The museum has tried something new in terms of a restoration. Rather than turning David back into what he would have looked like by replacing the lost gold leaf it has, instead, recreated a second version standing just behind the original. It has been made to appear new, as the Medici would have wanted to see it, in the courtyard of their palace a stone's throw from the Duomo in Florence. There is bright, shiny gold leaf all over David's hair and sandals and all over Goliath's helmet. It is also on a rather elaborate plinth, a little higher than the original, probably at the height it was supposed to be.
I can see what they are trying to do, the intention is to inform and to educate, but I really wish it wasn't there. The visual impact of the original David is enough. You walk into this wonderful, majestic room on the first floor of the museum and are drawn straight to it, 580 years old and perfect.
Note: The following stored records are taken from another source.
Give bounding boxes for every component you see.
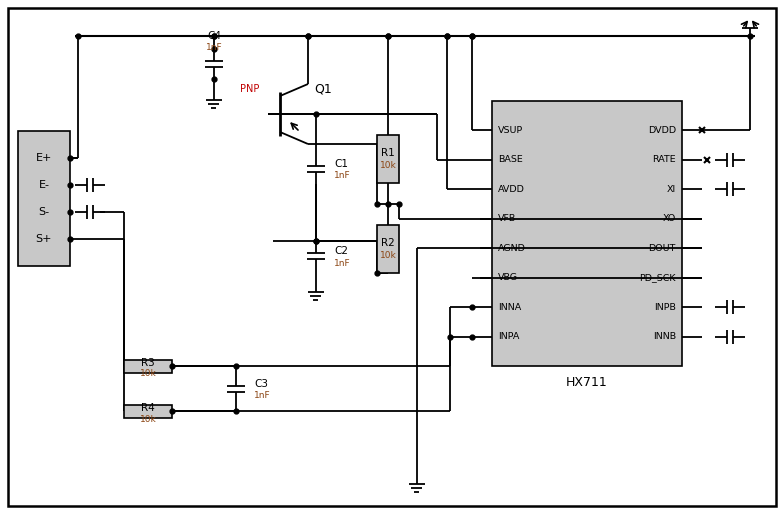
Text: R3: R3 (141, 358, 155, 368)
Bar (492, 101, 682, 366)
Text: C2: C2 (334, 246, 348, 256)
Text: 1nF: 1nF (205, 43, 223, 51)
Text: PNP: PNP (241, 84, 260, 94)
Text: RATE: RATE (652, 155, 676, 164)
Text: BASE: BASE (498, 155, 523, 164)
Text: S-: S- (38, 207, 49, 217)
Text: HX711: HX711 (566, 376, 608, 389)
Text: C1: C1 (334, 159, 348, 169)
Text: C4: C4 (207, 31, 221, 41)
Text: VSUP: VSUP (498, 126, 523, 135)
Text: XI: XI (666, 185, 676, 194)
Text: 10k: 10k (140, 414, 156, 424)
Text: 1nF: 1nF (334, 259, 350, 267)
Text: XO: XO (662, 214, 676, 223)
Bar (377, 225, 399, 273)
Text: PD_SCK: PD_SCK (640, 273, 676, 282)
Text: 10k: 10k (379, 161, 397, 171)
Text: VBG: VBG (498, 273, 518, 282)
Text: INPA: INPA (498, 332, 519, 341)
Text: 10k: 10k (379, 251, 397, 261)
Text: DVDD: DVDD (648, 126, 676, 135)
Text: Q1: Q1 (314, 83, 332, 96)
Bar (18, 131, 70, 266)
Text: R2: R2 (381, 238, 395, 248)
Text: INNA: INNA (498, 303, 521, 311)
Text: 1nF: 1nF (254, 392, 270, 400)
Text: INNB: INNB (653, 332, 676, 341)
Text: 10k: 10k (140, 370, 156, 378)
Text: R1: R1 (381, 148, 395, 158)
Bar (377, 135, 399, 183)
Text: AGND: AGND (498, 244, 526, 253)
Text: AVDD: AVDD (498, 185, 524, 194)
Text: S+: S+ (36, 234, 53, 244)
Text: E-: E- (38, 180, 49, 190)
Text: VFB: VFB (498, 214, 516, 223)
Bar (124, 359, 172, 373)
Bar (124, 405, 172, 417)
Text: C3: C3 (254, 379, 268, 389)
Text: DOUT: DOUT (648, 244, 676, 253)
Text: R4: R4 (141, 403, 155, 413)
Text: 1nF: 1nF (334, 172, 350, 180)
Text: E+: E+ (36, 153, 53, 163)
Text: INPB: INPB (654, 303, 676, 311)
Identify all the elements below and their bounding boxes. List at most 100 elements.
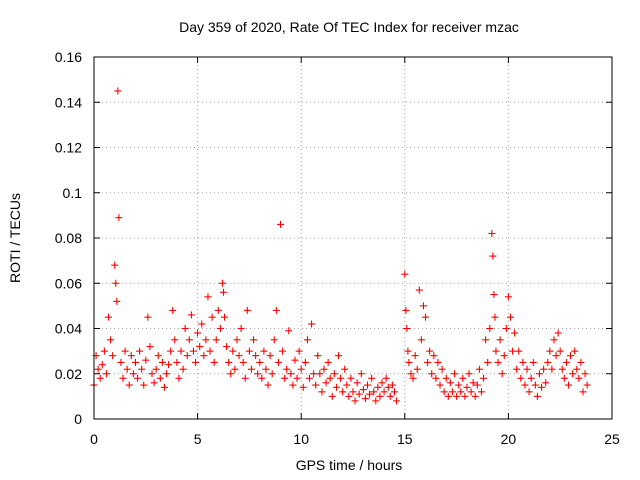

Now, instead, there is a visual confusion of the two and other visitors to the museum were asking each other in embarassed whispers which was the real one!
My other gripe is about photography. It's an old chestnut, but it does upset me when, in a museum of bronze and marble sculpture which cannot possible be damaged by photographs, you are told off for trying. I get particularly annoyed as seeing and appreciating sculpture is all about going around it, seeing the forms and shapes from all it's angles, and choosing your own favourite, not just the one the postcard photo guy in 1965 thought you should have.
That's why I have nothing of the beautiful new David, just a couple of shots of the ceilings. taken whilst pretending to put my lens cap back on...
Anyway, I suppose you're just going to have to take my word for it and put it on your list of must-sees the next time you're in Florence. It's worth every cent.
The stupidest thing I did today;
Got caught (and told off) trying to take a photograph of a statue.